第1章ではRの基本的な操作について紹介しています。

Rではデータフレームを作ると以下のような形になっています。

スクリーンショット 2019-07-16 23.23.30

「身長」の列には男性も女性も含まれています。

このとき男性だけのデータ、女性だけのデータを取り出したいときもあります。

今回は特定の条件にあう要素を抜き出す方法を紹介します。


1.データの準備

以下のコードを全てコピー
→Rstudioのスクリプト画面に貼り付け
→全て選択してRun(cntrもしくはcommand + Enter)


url <- "https://github.com/mitti1210/myblog/blob/master/data01.csv?raw=true"
dat <- read.csv(url)
head(dat)

datという変数名で上記のデータフレームが完成します。
(全て架空のデータです)


2. [ ]を使う

今回は特定の条件にあう要素を抜き出すには[ ]を使います。
【1-9】医療統計をRで使うために必要な「データフレーム」にの考え方ついてでは$の代わりに[[ ]]を使うと解説しましたが、今回は[[ ]]ではなく[ ]です。



男性の氏名を抜き出すのは下のコードになります。

データフレーム$表示したい列[条件]

dat$氏名[性別 == "男性"]

スクリーンショット 2019-07-16 23.36.30



ここで新たな ==  が出てきました。

条件に関しては基本的には以下の条件式を使います。

スクリーンショット 2019-02-11 2.04.40
A == Bと A %in% Bは似ていますが、Bにあたる部分で==であれば1つしか入りません。
%in%は1つでも複数でも大丈夫です。
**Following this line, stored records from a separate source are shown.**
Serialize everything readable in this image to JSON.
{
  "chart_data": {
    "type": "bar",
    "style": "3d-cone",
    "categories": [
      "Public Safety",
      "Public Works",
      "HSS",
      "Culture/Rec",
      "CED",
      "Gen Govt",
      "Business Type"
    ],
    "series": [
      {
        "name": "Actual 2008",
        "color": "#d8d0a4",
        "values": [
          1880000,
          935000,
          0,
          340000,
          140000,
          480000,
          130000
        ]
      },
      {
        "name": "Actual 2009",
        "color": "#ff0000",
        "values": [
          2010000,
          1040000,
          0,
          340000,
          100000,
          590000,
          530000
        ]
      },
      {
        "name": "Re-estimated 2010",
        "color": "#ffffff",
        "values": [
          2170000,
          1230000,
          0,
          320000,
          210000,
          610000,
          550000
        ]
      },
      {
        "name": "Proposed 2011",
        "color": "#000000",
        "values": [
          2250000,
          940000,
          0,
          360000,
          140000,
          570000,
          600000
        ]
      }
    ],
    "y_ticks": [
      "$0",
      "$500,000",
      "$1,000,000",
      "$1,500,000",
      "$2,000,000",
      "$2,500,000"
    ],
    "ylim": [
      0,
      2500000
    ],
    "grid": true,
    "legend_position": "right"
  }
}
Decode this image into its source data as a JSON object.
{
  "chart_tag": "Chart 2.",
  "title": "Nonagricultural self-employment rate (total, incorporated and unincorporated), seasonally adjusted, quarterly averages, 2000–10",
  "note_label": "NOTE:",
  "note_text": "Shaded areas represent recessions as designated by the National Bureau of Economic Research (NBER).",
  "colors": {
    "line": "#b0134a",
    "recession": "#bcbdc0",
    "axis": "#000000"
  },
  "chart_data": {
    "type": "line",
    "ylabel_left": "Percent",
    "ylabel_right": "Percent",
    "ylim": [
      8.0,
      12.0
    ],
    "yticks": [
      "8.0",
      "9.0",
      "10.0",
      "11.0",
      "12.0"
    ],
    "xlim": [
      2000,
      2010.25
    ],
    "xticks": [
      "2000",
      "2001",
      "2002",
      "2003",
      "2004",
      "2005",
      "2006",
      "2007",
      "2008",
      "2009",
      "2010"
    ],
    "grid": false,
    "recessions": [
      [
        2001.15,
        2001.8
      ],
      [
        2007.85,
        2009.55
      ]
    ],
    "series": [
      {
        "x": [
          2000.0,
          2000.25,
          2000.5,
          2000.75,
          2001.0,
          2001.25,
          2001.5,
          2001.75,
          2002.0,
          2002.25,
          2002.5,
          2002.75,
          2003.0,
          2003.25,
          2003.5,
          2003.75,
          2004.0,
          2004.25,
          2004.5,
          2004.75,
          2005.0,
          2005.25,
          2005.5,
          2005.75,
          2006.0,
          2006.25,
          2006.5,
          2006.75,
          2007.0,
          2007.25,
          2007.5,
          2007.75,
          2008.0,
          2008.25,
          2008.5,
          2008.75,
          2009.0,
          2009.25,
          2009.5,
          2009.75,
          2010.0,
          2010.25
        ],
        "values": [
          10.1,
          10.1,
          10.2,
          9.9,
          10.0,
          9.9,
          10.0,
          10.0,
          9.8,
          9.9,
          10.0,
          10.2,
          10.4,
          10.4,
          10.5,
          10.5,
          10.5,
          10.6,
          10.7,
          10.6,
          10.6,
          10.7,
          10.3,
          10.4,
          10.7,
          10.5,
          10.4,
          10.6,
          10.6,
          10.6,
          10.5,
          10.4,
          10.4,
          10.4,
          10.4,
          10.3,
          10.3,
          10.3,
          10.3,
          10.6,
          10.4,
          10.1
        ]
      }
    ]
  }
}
その際はdat$氏名[性別 %in% c("男性","女性")]のようにc関数を使います。


条件は複数でも可能です。

身長175cmの男性であれば以下のようになります
dat$氏名[性別 == "男性" & 身長 >= 175]
スクリーンショット 2019-07-16 23.52.17



3. filter関数を使う

Rにはデータフレームを扱うのに非常に便利なtidyverse(タイディーバース)パッケージというものがあります。今からRを勉強するのであればtidyverseから勉強したほうがわかりやすく実用的です。

このサイトでも2章・3章でtidyverseパッケージを使ったデータ処理・グラフ作成を紹介しています。
データフレームから特定の行だけを抜き出す関数がfilter関数になりますが、【2-4】Rで指定した列や行だけを取り出すselect関数、slice関数、filter関数を紹介しますで詳しく説明しています。





4.まとめ

今回は特定の条件にあう要素を抜き出す方法について紹介しました。
Rを使っていくとtidyverseパッケージで完結することが多いですが、[ ]は検定や機械学習で訓練モデルとテストモデルに分けるときなどにも使いますので両方使えると便利です。